Нельзя... — сказала себе Пенелопа. Нельзя о нем думать! Запрещено! Во благо себе же!

Пенелопа еще долго простояла у иллюминатора. Она смотрела на дрожащую лунную тропу. Она прислушивалась к голосам и шорохам в соседней каюте, но, к счастью или сожалению, ничего больше не услышала.

Сколько прошло времени? Который час? Пенелопе было все равно. Она встала с кушетки и направилась на кухню, выпить перед сном теплого молока.

На палубе было тихо, не играла музыка в кают-компании, там даже свет не горел, пустовала рулевая рубка, также никого не оказалось и на кухне.

Укутавшись в теплую вязаную кофту, Пенелопа открыла холодильник и достала пластиковую бутылку. Налив в небольшой ковш молоко, Пенелопа поставила его на плиту.

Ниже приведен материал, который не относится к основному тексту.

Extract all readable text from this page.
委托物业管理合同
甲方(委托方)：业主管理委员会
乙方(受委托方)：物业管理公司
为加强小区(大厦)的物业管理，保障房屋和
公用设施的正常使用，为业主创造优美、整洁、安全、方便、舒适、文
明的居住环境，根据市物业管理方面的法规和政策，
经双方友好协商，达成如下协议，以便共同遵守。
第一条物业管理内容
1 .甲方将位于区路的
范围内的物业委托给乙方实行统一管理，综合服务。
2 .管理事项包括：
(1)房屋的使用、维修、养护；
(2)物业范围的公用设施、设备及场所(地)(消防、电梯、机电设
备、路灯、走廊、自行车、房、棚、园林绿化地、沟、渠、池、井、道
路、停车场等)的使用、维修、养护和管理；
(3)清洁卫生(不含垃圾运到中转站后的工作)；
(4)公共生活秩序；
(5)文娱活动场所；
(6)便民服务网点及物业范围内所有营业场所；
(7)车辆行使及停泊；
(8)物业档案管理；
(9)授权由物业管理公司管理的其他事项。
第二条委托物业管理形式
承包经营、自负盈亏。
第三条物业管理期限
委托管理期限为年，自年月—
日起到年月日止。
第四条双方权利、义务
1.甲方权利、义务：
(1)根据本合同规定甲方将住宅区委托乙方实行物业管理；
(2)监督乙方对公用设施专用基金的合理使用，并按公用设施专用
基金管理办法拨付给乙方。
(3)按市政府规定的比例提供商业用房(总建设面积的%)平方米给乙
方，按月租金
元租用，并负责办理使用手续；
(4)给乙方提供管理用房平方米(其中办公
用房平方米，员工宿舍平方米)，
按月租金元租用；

— Эх, Маноло! - Пенелопа укоризненно покачала головой. Его черед было дежурить, а он смотался, оставив горы грязной посуды. Все равно сон не приходит, хоть заняться делом...

Засучив рукава, она принялась мыть посуду: тарелки, плоские и глубокие, соусницы, пиалы, бокалы и стаканы, кружки, чайник, а также вилки, ложки и ножи.

Ну, Маноло! Завтра ты получишь! Ой, как получишь! — злилась Пенелопа на парня.

— Почему ты не спишь? — послышался мужской голос.

Пенелопа повернулась, увидела Джеймса и, растерявшись, уронила кружку, отколов у нее ручку.

— Ой! — воскликнула Пенелопа.

— Прости, что напугал. Что-то не спится...

Пенелопа взглянула на Джеймса. Он был в одних шортах... Рельефный торс без единого волоска на груди, на которой висел небольшой круглый медальон, сильные мускулистые руки...

— Молоко! У тебя закипело молоко! — Джеймс показал на плиту.

Пенелопа встрепенулась и сняла ковш с горелки.

— Вместо слегка подогретого получилось кипяченое молоко! - Пенелопа расстроенно покачала головой, поставила ковш на разделочный стол и принялась домывать посуду.